Ook de app-gesprekken die [slachtoffer] voorafgaand en na het incident met verdachte heeft gevoerd, waarvan de inhoud in het dossier is opgenomen, bieden geen concrete ondersteuning voor de aangifte van [slachtoffer] op het punt van de seksuele handelingen die verdachte met haar zou hebben gepleegd en de dwang die verdachte volgens haar daarbij heeft toegepast.
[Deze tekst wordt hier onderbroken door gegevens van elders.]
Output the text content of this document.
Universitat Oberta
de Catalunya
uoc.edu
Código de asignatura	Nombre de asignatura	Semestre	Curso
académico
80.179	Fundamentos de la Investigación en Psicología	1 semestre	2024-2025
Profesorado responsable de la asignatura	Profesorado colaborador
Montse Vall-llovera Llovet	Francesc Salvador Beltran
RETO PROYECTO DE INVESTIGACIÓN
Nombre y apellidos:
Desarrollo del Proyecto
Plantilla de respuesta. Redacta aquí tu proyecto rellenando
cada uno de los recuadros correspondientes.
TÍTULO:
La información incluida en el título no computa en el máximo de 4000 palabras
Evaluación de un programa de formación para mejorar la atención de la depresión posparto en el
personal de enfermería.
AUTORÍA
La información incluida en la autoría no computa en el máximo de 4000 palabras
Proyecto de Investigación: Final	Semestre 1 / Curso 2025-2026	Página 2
Dat aangeefster al van tevoren zou hebben laten blijken dat zij geen seks met verdachte wilde, is daarvoor onvoldoende.
De rechtbank acht daarom niet wettig en overtuigend bewezen dat verdachte het hem tenlastegelegde feit heeft begaan en zal hem dan ook van dit feit vrijspreken.

5.De benadeelde partij

De benadeelde partij [slachtoffer] vordert een (immateriële) schadevergoeding van
€ 1.000,= voor het aan verdachte ten laste gelegd feit.
Verdachte is vrijgesproken van het feit waaruit de schade zou zijn ontstaan.
De rechtbank zal daarom de benadeelde partij niet-ontvankelijk verklaren in de vordering. Deze vordering kan bij de burgerlijke rechter worden aangebracht.

6.De beslissing

De rechtbank:
Vrijspraak
-
spreekt verdachte vrijvan het hem tenlastegelegde feit;
Benadeelde partijen
- verklaart de benadeelde partij [slachtoffer] niet-ontvankelijk in de vordering en bepaalt dat de vordering bij de burgerlijke rechter kan worden aangebracht;
- veroordeelt de benadeelde partij [slachtoffer] in de kosten van verdachte, tot nu toe begroot op nihil.
Dit vonnis is gewezen door mr. D.L.J. Martens, voorzitter, mr. E.B. Prenger en mr. J.P.E. Mullers, rechters, in tegenwoordigheid van E.A.J. de Roos, griffier, en is uitgesproken ter openbare zitting op 2 januari 2023.
Mrs. Mullers is niet in de gelegenheid dit vonnis mede te ondertekenen.